Moreover, it’s much harder to get financial support for postgraduate than undergraduate study.  MSc students do not qualify for student loans as undergraduates do, for example. Also the MSc fee usually has to be paid in full, up front, not collected later when your income exceeds some level. Some PG courses do run their own bursary schemes, but generally speaking students on taught PG programmes have to find their own funding.

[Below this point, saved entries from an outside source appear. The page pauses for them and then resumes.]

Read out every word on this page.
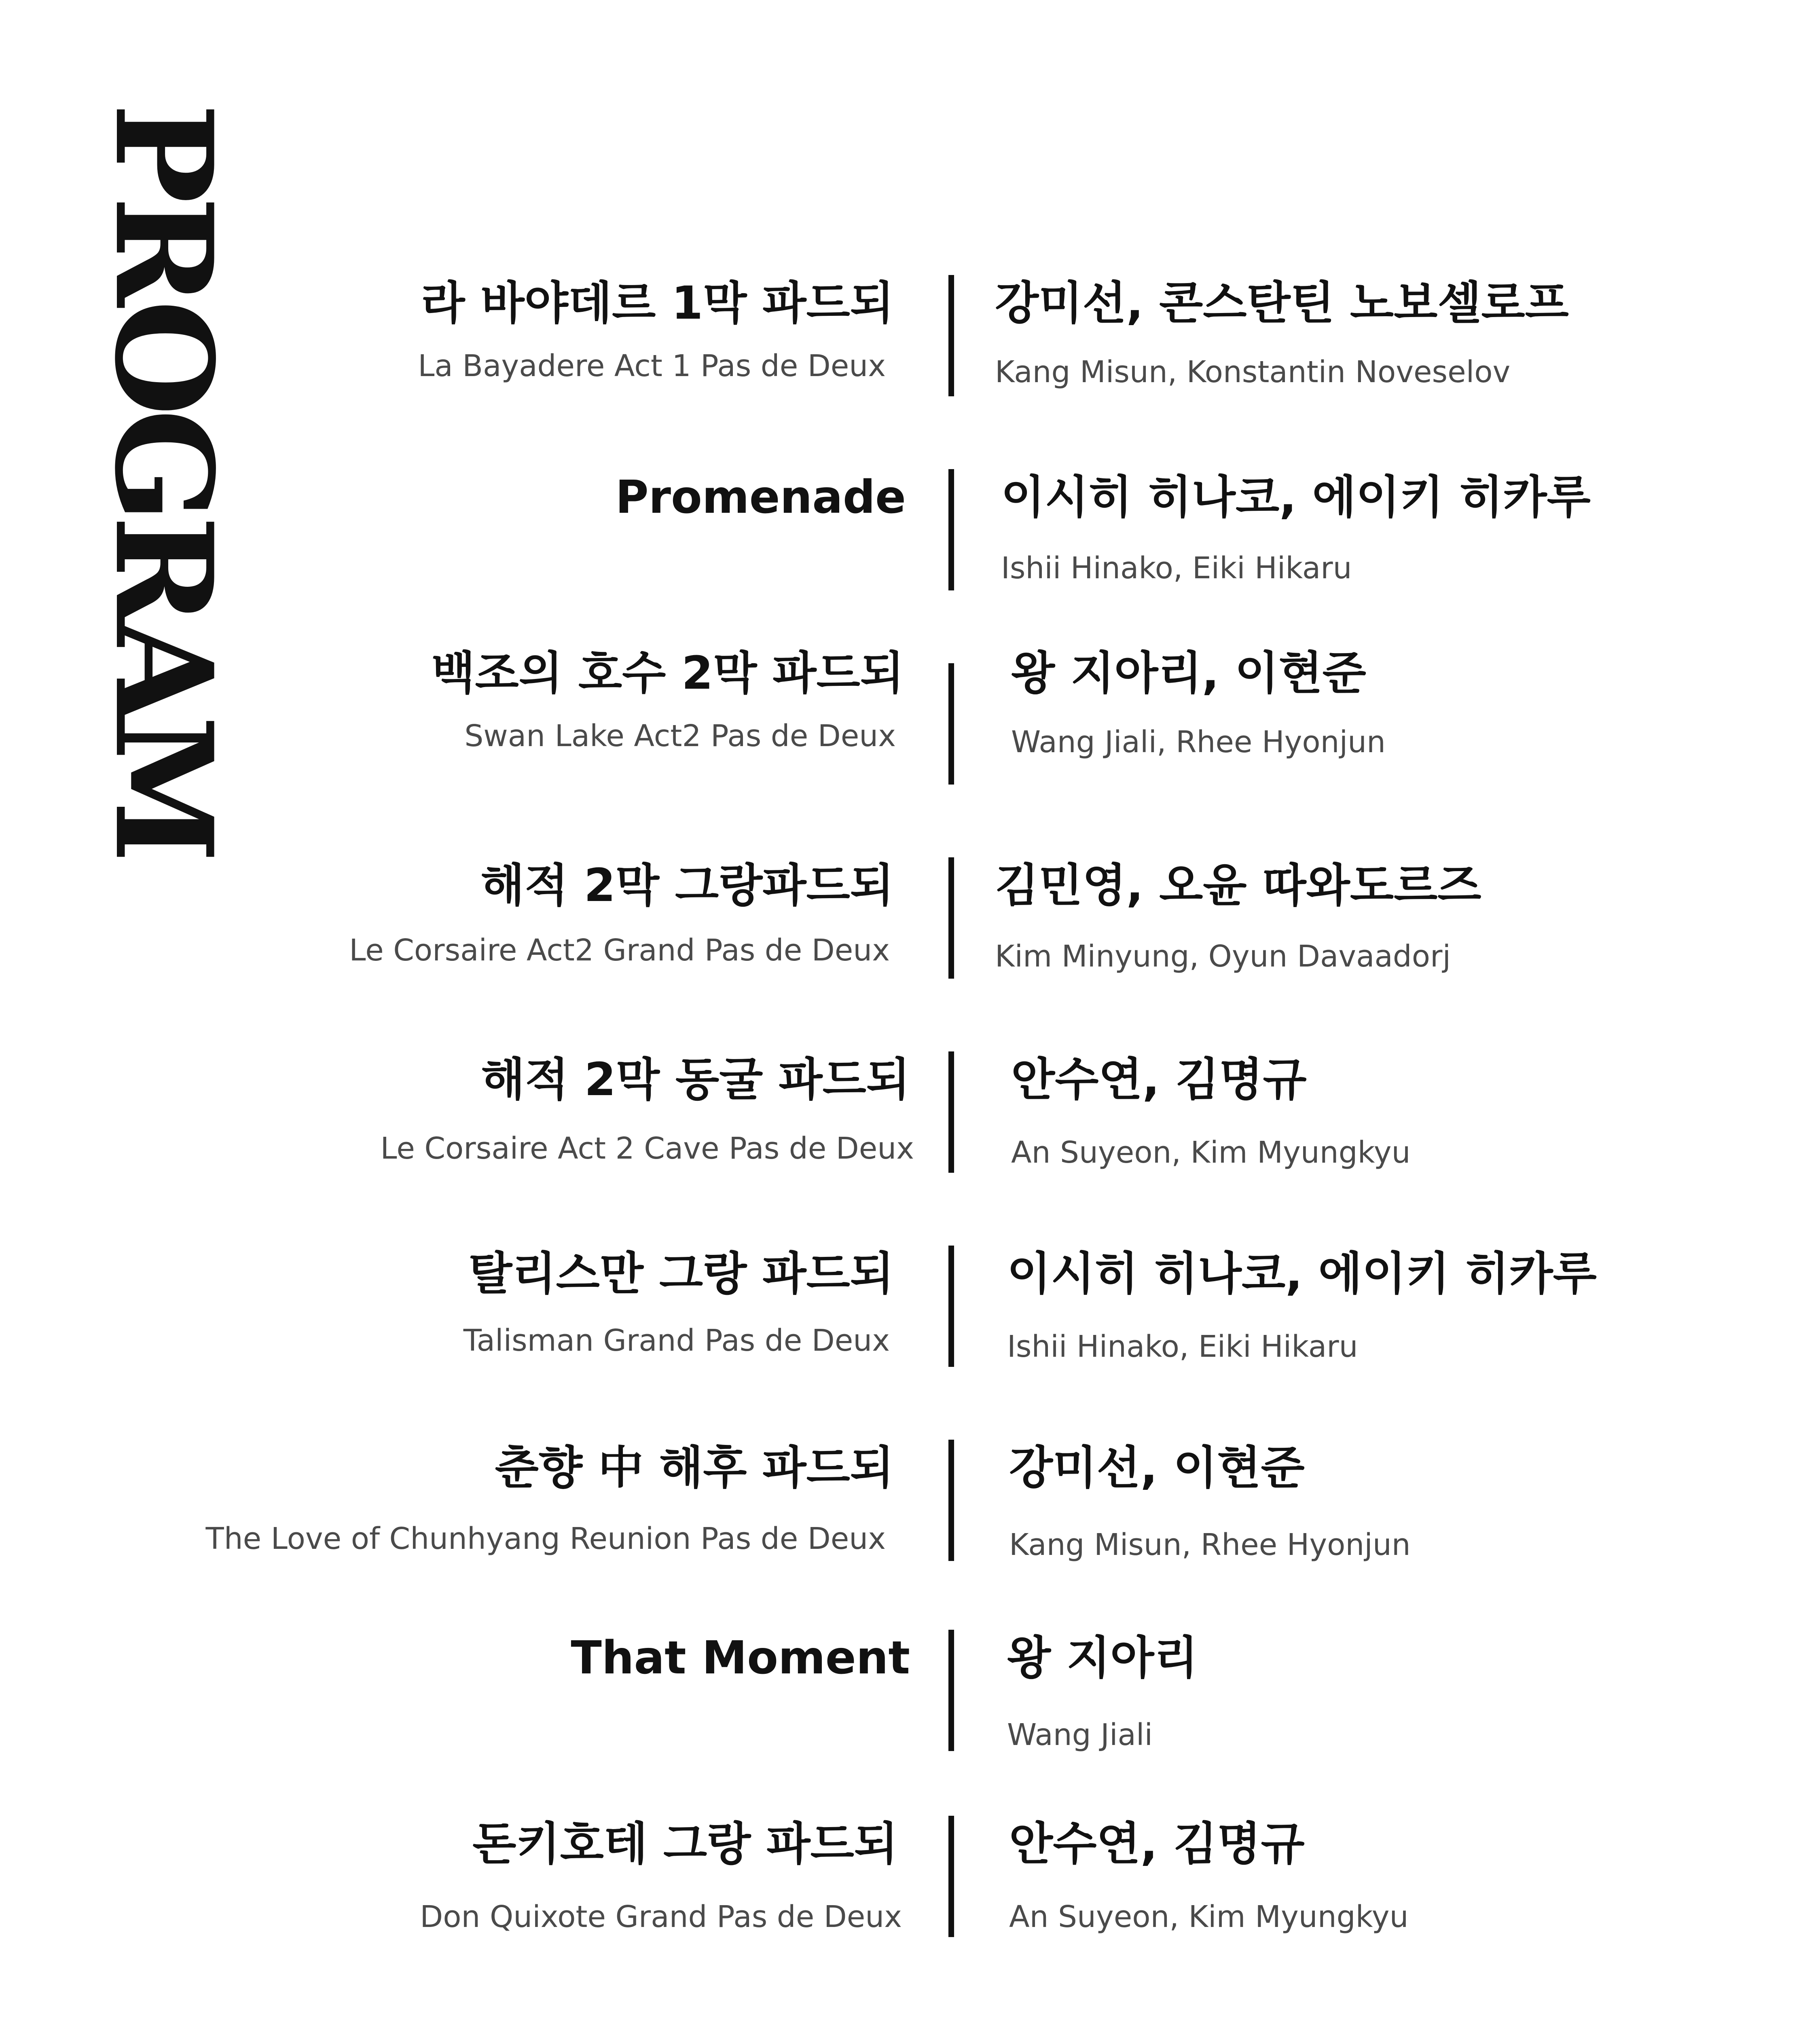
PROGRAM	라 바야데르 1막 파드되
La Bayadere Act 1 Pas de Deux
강미선, 콘스탄틴 노보셀로프
Kang Misun, Konstantin Noveselov
Promenade 이시히 히나코, 에이키 히카루
Ishii Hinako, Eiki Hikaru
백조의 호수 2막 파드되
Swan Lake Act2 Pas de Deux
왕 지아리, 이현준
Wang Jiali, Rhee Hyonjun
해적 2막 그랑파드되
Le Corsaire Act2 Grand Pas de Deux
김민영, 오윤 따와도르즈
Kim Minyung, Oyun Davaadorj
해적 2막 동굴 파드되
Le Corsaire Act 2 Cave Pas de Deux
안수연, 김명규
An Suyeon, Kim Myungkyu
탈리스만 그랑 파드되
Talisman Grand Pas de Deux
이시히 히나코, 에이키 히카루
Ishii Hinako, Eiki Hikaru
춘향 中 해후 파드되
The Love of Chunhyang Reunion Pas de Deux
강미선, 이현준
Kang Misun, Rhee Hyonjun
That Moment 왕 지아리
Wang Jiali
돈키호테 그랑 파드되
Don Quixote Grand Pas de Deux
안수연, 김명규
An Suyeon, Kim Myungkyu
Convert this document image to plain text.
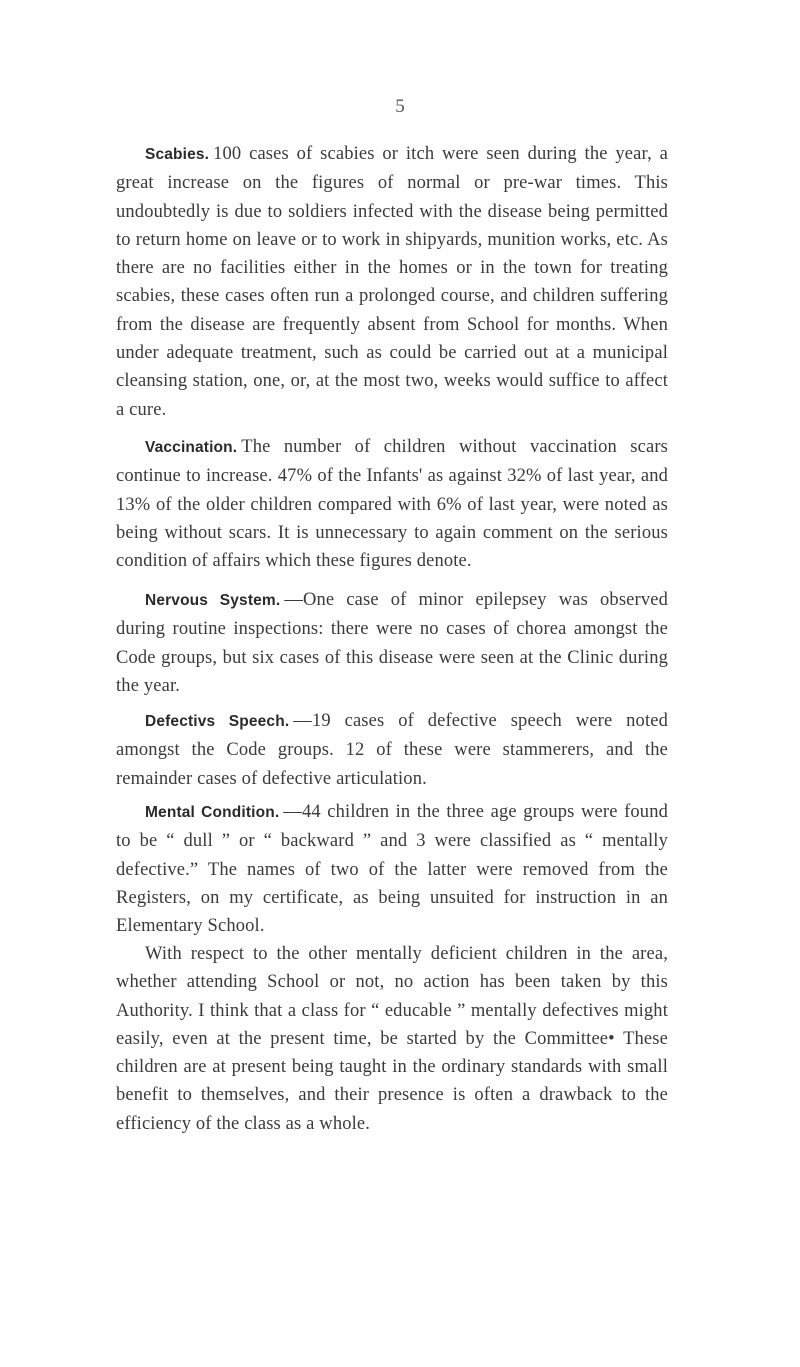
5

Scabies. 100 cases of scabies or itch were seen during the year, a great increase on the figures of normal or pre-war times. This undoubtedly is due to soldiers infected with the disease being permitted to return home on leave or to work in shipyards, munition works, etc. As there are no facilities either in the homes or in the town for treating scabies, these cases often run a prolonged course, and children suffering from the disease are frequently absent from School for months. When under adequate treatment, such as could be carried out at a municipal cleansing station, one, or, at the most two, weeks would suffice to affect a cure.

Vaccination. The number of children without vaccination scars continue to increase. 47% of the Infants' as against 32% of last year, and 13% of the older children compared with 6% of last year, were noted as being without scars. It is unnecessary to again comment on the serious condition of affairs which these figures denote.

Nervous System. —One case of minor epilepsey was observed during routine inspections: there were no cases of chorea amongst the Code groups, but six cases of this disease were seen at the Clinic during the year.

Defectivs Speech. —19 cases of defective speech were noted amongst the Code groups. 12 of these were stammerers, and the remainder cases of defective articulation.

Mental Condition. —44 children in the three age groups were found to be “ dull ” or “ backward ” and 3 were classified as “ mentally defective.” The names of two of the latter were removed from the Registers, on my certificate, as being unsuited for instruction in an Elementary School.

With respect to the other mentally deficient children in the area, whether attending School or not, no action has been taken by this Authority. I think that a class for “ educable ” mentally defectives might easily, even at the present time, be started by the Committee• These children are at present being taught in the ordinary standards with small benefit to themselves, and their presence is often a drawback to the efficiency of the class as a whole.
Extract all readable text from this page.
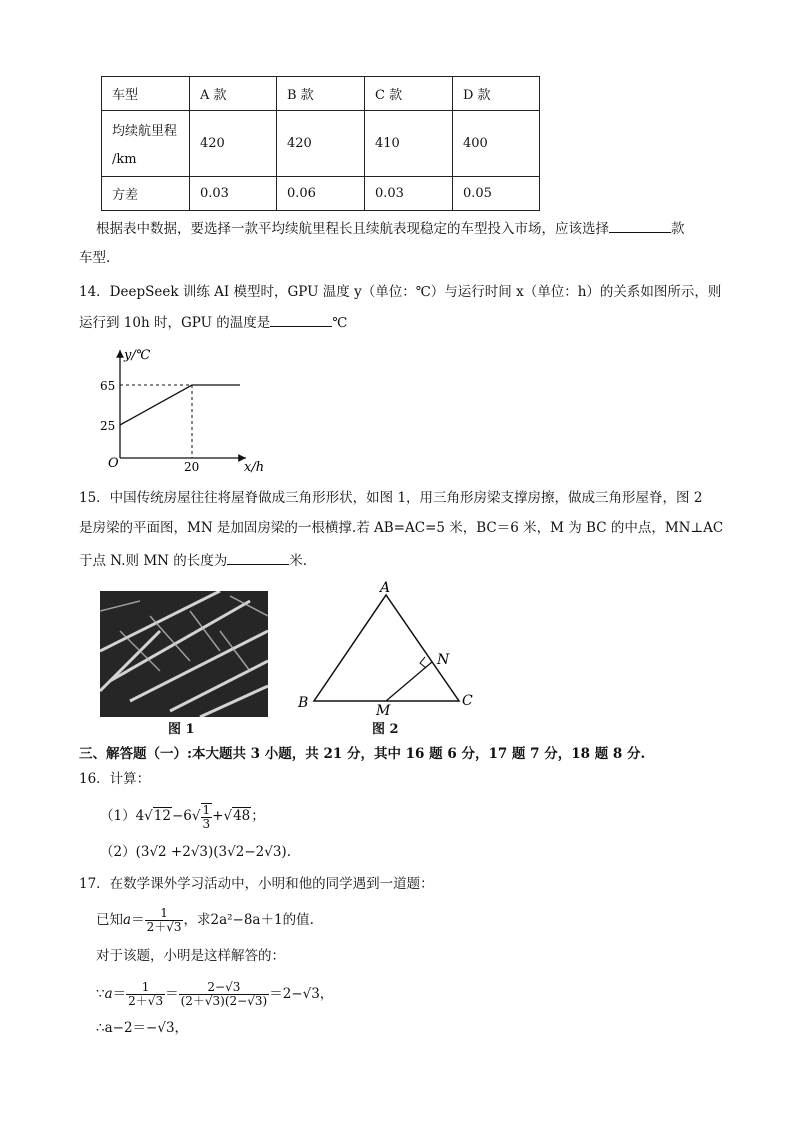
车型	A 款	B 款	C 款	D 款

均续航里程
/km	420	420	410	400
方差	0.03	0.06	0.03	0.05
根据表中数据，要选择一款平均续航里程长且续航表现稳定的车型投入市场，应该选择	款
车型.
14．DeepSeek 训练 AI 模型时，GPU 温度 y（单位：℃）与运行时间 x（单位：h）的关系如图所示，则
运行到 10h 时，GPU 的温度是	℃
y/℃
65
25
O	20	x/h
15．中国传统房屋往往将屋脊做成三角形形状，如图 1，用三角形房梁支撑房擦，做成三角形屋脊，图 2
是房梁的平面图，MN 是加固房梁的一根横撑.若 AB=AC=5 米，BC＝6 米，M 为 BC 的中点，MN⊥AC
于点 N.则 MN 的长度为	米.
图 1
A
B	C
M
N
图 2
三、解答题（一）:本大题共 3 小题，共 21 分，其中 16 题 6 分，17 题 7 分，18 题 8 分.
16．计算：
$(1)4√12-6√ \frac{1}{3} +√48$；
（2）(3√2 +2√3)(3√2−2√3).
17．在数学课外学习活动中，小明和他的同学遇到一道题：
已知$a= \frac{1}{2+√3}$ ，求2a²−8a＋1的值.
对于该题，小明是这样解答的：
∵a＝ $\frac{1}{2+√3} = \frac{2-√3}{(2+√3)(2-√3)} =2-√3$，
∴a−2＝−√3，
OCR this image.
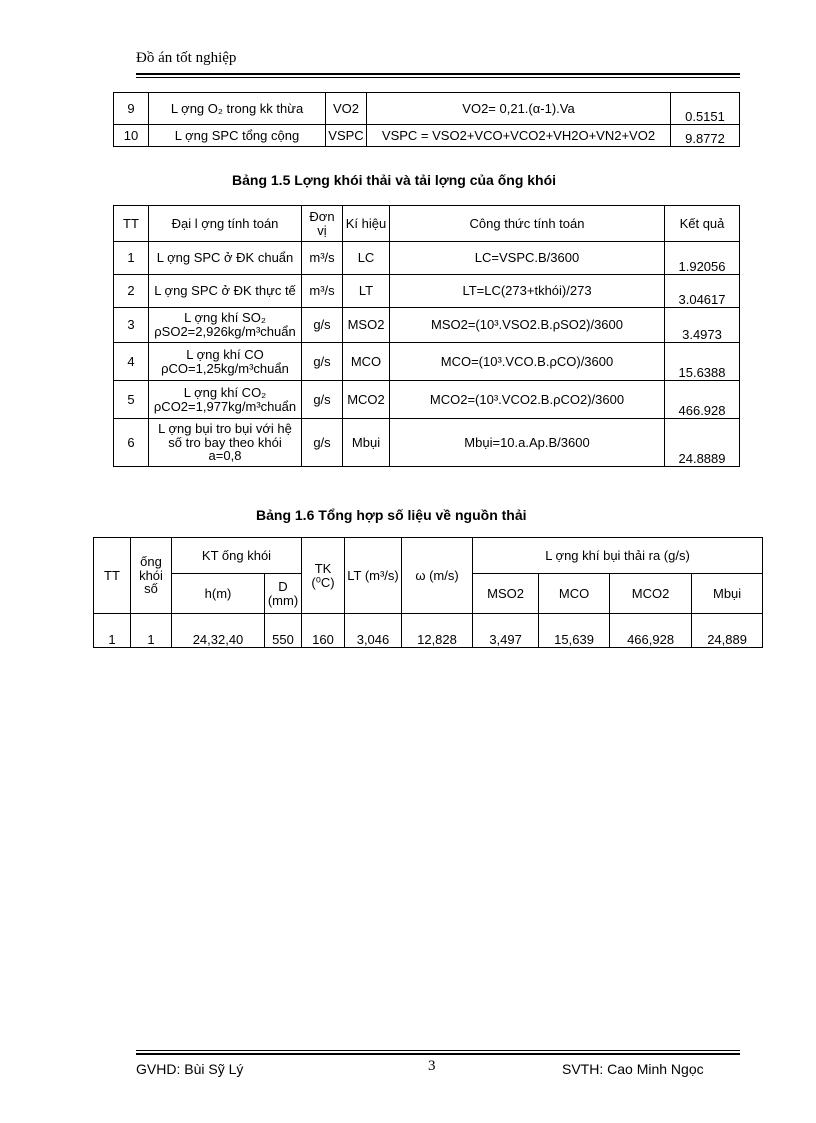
Đồ án tốt nghiệp
9	L ợng O₂ trong kk thừa	VO2	VO2= 0,21.(α-1).Va	0.5151
10	L ợng SPC tổng cộng	VSPC	VSPC = VSO2+VCO+VCO2+VH2O+VN2+VO2	9.8772
Bảng 1.5 Lợng khói thải và tải lợng của ống khói
TT	Đại l ợng tính toán	Đơn vị	Kí hiệu	Công thức tính toán	Kết quả
1	L ợng SPC ở ĐK chuẩn	m³/s	LC	LC=VSPC.B/3600	1.92056
2	L ợng SPC ở ĐK thực tế	m³/s	LT	LT=LC(273+tkhói)/273	3.04617
3	L ợng khí SO₂ ρSO2=2,926kg/m³chuẩn	g/s	MSO2	MSO2=(10³.VSO2.B.ρSO2)/3600	3.4973
4	L ợng khí CO ρCO=1,25kg/m³chuẩn	g/s	MCO	MCO=(10³.VCO.B.ρCO)/3600	15.6388
5	L ợng khí CO₂ ρCO2=1,977kg/m³chuẩn	g/s	MCO2	MCO2=(10³.VCO2.B.ρCO2)/3600	466.928
6	L ợng bụi tro bụi với hệ số tro bay theo khói a=0,8	g/s	Mbụi	Mbụi=10.a.Ap.B/3600	24.8889
Bảng 1.6 Tổng hợp số liệu về nguồn thải
TT	ống khói số	KT ống khói		TK (⁰C)	LT (m³/s)	ω (m/s)	L ợng khí bụi thải ra (g/s)			
		h(m)	D (mm)				MSO2	MCO	MCO2	Mbụi
1	1	24,32,40	550	160	3,046	12,828	3,497	15,639	466,928	24,889
GVHD: Bùi Sỹ Lý	3	SVTH: Cao Minh Ngọc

In summary I’d say that, contrary to what many people seem to think,  if you take into the full up-front fee and the lack of student loans etc, the cost of a BSc + MSc is  already significantly greater than doing an MPhys, and in future the cost of the former route will inevitably increase. I therefore don’t think this is a sensible path for most Physics undergraduates to take, assuming that they want their MSc to qualify them for a career in Physics research, either in a university or a commercial organization, perhaps via the PhD degree, and they’re not so immensely rich that money is no consideration.

The exception to this conclusion is for the student who wishes to switch to another field at Masters level,  to do a specialist MSc in a more applied discipline such as medical physics or engineering. Then it might make sense, as long as you can find a way to deal with the increased cost.

In conclusion, though, I have to say that, like many other aspects of Higher Education in the Disunited Kingdom, this system is a mess. I’d prefer to see the unified system of 3 year UG Bachelor degrees, 2-year Masters, and 3-year PhD that pertains throughout most of contintental Europe. To colleagues there our two types of Masters degree and the funding anomalies arising from them look like a complete mess. Which is what they are.

P.S. In the interest of full disclosure, I should point out an even worse anomaly. I did a 3-year Honours degree in Natural Science at Cambridge University for which I was awarded not a BSc but a BA (Bachelor of Arts). A year or so later this – miraculously and with no effort on my part – turned into an MA. Work that one out if you can.